Sam Altman's rocket bet
OpenAI's CEO explored acquiring or partnering with a rocket company to compete with Elon Musk's SpaceX. Discussions with Stokes Space, valued at $2 billion as of October, picked up in fall but are no longer active. The Journal reports Altman wanted a controlling stake and was willing to invest billions over time.
This is OpenAI's tenth competitive front. The company is burning capital on multiple bets simultaneously across space infrastructure, robotics, and consumer hardware before achieving profitability. Uber and Amazon both burned heavily before becoming cash-flow positive, but their burn was measured in billions, not the $140 billion OpenAI is projected to consume before turning a profit, per a Deutsche Bank chart cited by Joe Weisenthal. Investors worry Altman is trying to own the full stack: chips, data centers, rockets, and eventually the sand to make the chips. Bezos, who has Blue Origin and Rivian but lacks a major AI bet, would seem a natural ally, yet no partnership emerged.

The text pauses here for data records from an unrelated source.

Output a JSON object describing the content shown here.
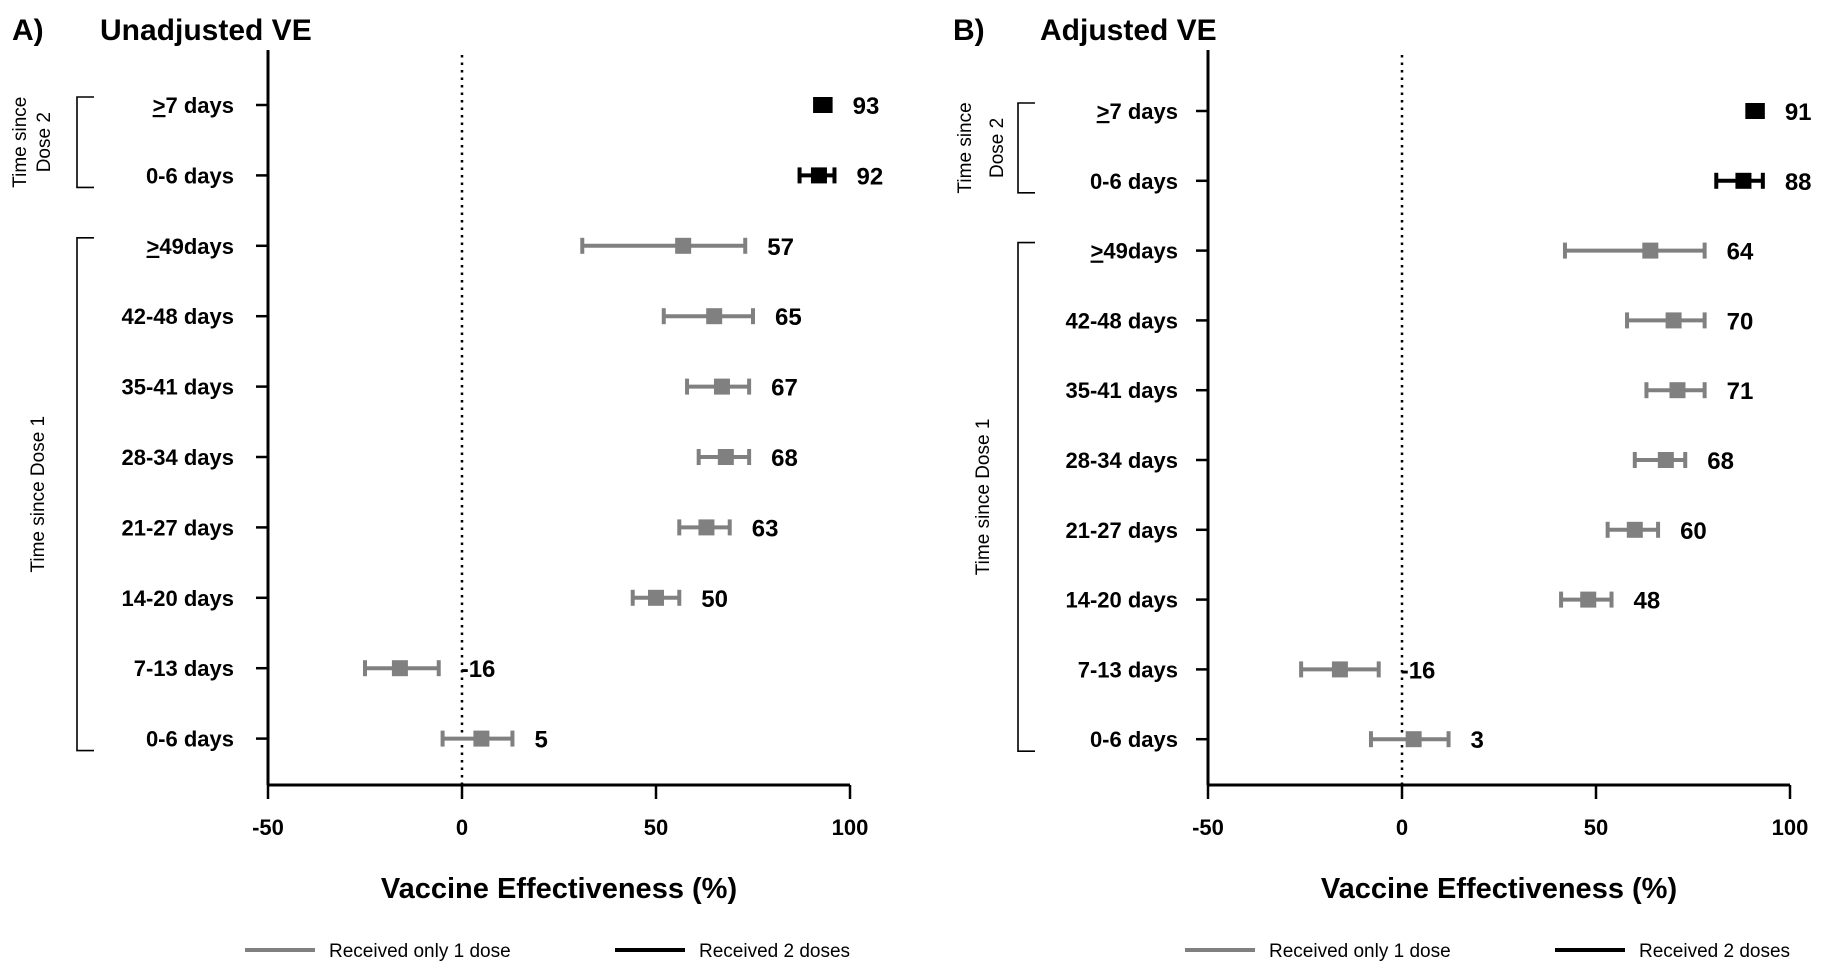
{
  "colors": {
    "one_dose": "#808080",
    "two_doses": "#000000"
  },
  "chart_data": [
    {
      "type": "forest",
      "panel": "A)",
      "title": "Unadjusted VE",
      "xlabel": "Vaccine Effectiveness (%)",
      "xlim": [
        -50,
        100
      ],
      "xticks": [
        "-50",
        "0",
        "50",
        "100"
      ],
      "reference_line": 0,
      "groups": [
        {
          "label_line1": "Time since",
          "label_line2": "Dose 2",
          "first": 0,
          "last": 1
        },
        {
          "label_line1": "Time since Dose 1",
          "label_line2": "",
          "first": 2,
          "last": 9
        }
      ],
      "rows": [
        {
          "prefix": ">",
          "label": "7 days",
          "value": 93,
          "ci": [
            91,
            95
          ],
          "series": "two_doses",
          "value_label": "93"
        },
        {
          "prefix": "",
          "label": "0-6 days",
          "value": 92,
          "ci": [
            87,
            96
          ],
          "series": "two_doses",
          "value_label": "92"
        },
        {
          "prefix": ">",
          "label": "49days",
          "value": 57,
          "ci": [
            31,
            73
          ],
          "series": "one_dose",
          "value_label": "57"
        },
        {
          "prefix": "",
          "label": "42-48 days",
          "value": 65,
          "ci": [
            52,
            75
          ],
          "series": "one_dose",
          "value_label": "65"
        },
        {
          "prefix": "",
          "label": "35-41 days",
          "value": 67,
          "ci": [
            58,
            74
          ],
          "series": "one_dose",
          "value_label": "67"
        },
        {
          "prefix": "",
          "label": "28-34 days",
          "value": 68,
          "ci": [
            61,
            74
          ],
          "series": "one_dose",
          "value_label": "68"
        },
        {
          "prefix": "",
          "label": "21-27 days",
          "value": 63,
          "ci": [
            56,
            69
          ],
          "series": "one_dose",
          "value_label": "63"
        },
        {
          "prefix": "",
          "label": "14-20 days",
          "value": 50,
          "ci": [
            44,
            56
          ],
          "series": "one_dose",
          "value_label": "50"
        },
        {
          "prefix": "",
          "label": "7-13 days",
          "value": -16,
          "ci": [
            -25,
            -6
          ],
          "series": "one_dose",
          "value_label": "-16"
        },
        {
          "prefix": "",
          "label": "0-6 days",
          "value": 5,
          "ci": [
            -5,
            13
          ],
          "series": "one_dose",
          "value_label": "5"
        }
      ]
    },
    {
      "type": "forest",
      "panel": "B)",
      "title": "Adjusted VE",
      "xlabel": "Vaccine Effectiveness (%)",
      "xlim": [
        -50,
        100
      ],
      "xticks": [
        "-50",
        "0",
        "50",
        "100"
      ],
      "reference_line": 0,
      "groups": [
        {
          "label_line1": "Time since",
          "label_line2": "Dose 2",
          "first": 0,
          "last": 1
        },
        {
          "label_line1": "Time since Dose 1",
          "label_line2": "",
          "first": 2,
          "last": 9
        }
      ],
      "rows": [
        {
          "prefix": ">",
          "label": "7 days",
          "value": 91,
          "ci": [
            89,
            93
          ],
          "series": "two_doses",
          "value_label": "91"
        },
        {
          "prefix": "",
          "label": "0-6 days",
          "value": 88,
          "ci": [
            81,
            93
          ],
          "series": "two_doses",
          "value_label": "88"
        },
        {
          "prefix": ">",
          "label": "49days",
          "value": 64,
          "ci": [
            42,
            78
          ],
          "series": "one_dose",
          "value_label": "64"
        },
        {
          "prefix": "",
          "label": "42-48 days",
          "value": 70,
          "ci": [
            58,
            78
          ],
          "series": "one_dose",
          "value_label": "70"
        },
        {
          "prefix": "",
          "label": "35-41 days",
          "value": 71,
          "ci": [
            63,
            78
          ],
          "series": "one_dose",
          "value_label": "71"
        },
        {
          "prefix": "",
          "label": "28-34 days",
          "value": 68,
          "ci": [
            60,
            73
          ],
          "series": "one_dose",
          "value_label": "68"
        },
        {
          "prefix": "",
          "label": "21-27 days",
          "value": 60,
          "ci": [
            53,
            66
          ],
          "series": "one_dose",
          "value_label": "60"
        },
        {
          "prefix": "",
          "label": "14-20 days",
          "value": 48,
          "ci": [
            41,
            54
          ],
          "series": "one_dose",
          "value_label": "48"
        },
        {
          "prefix": "",
          "label": "7-13 days",
          "value": -16,
          "ci": [
            -26,
            -6
          ],
          "series": "one_dose",
          "value_label": "-16"
        },
        {
          "prefix": "",
          "label": "0-6 days",
          "value": 3,
          "ci": [
            -8,
            12
          ],
          "series": "one_dose",
          "value_label": "3"
        }
      ]
    }
  ],
  "legend": [
    {
      "series": "one_dose",
      "label": "Received only 1 dose"
    },
    {
      "series": "two_doses",
      "label": "Received 2 doses"
    }
  ]
}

Space data centers solve a political problem. They remove the local electricity bill and water use complaints that plague terrestrial facilities. But skeptics note that every time space data center concepts go viral, people dismiss them as physics-defying fantasies, even as many players quietly explore them. The real barrier is capital and regulatory approval, not technological implausibility.
The unsigned $100 billion deal
Nvidia's $100 billion OpenAI mega-deal remains unsigned two months after its announcement. Nvidia disclosed in earnings that it's in letter of intent phase, not fully executed. This likely reflects the economics of how Nvidia discounts chips in exchange for equity upside. Dylan Patel calculated the effective discount at roughly 30 percent. Jensen Huang's appearance on Joe Rogan shortly after suggested a defensive posture. He's fighting to keep OpenAI on Nvidia GPUs while Google pushes TPUs and OpenAI openly explores alternatives.
The deal will probably close in some form. But Huang can't afford to signal that Nvidia is betting its future on a single customer.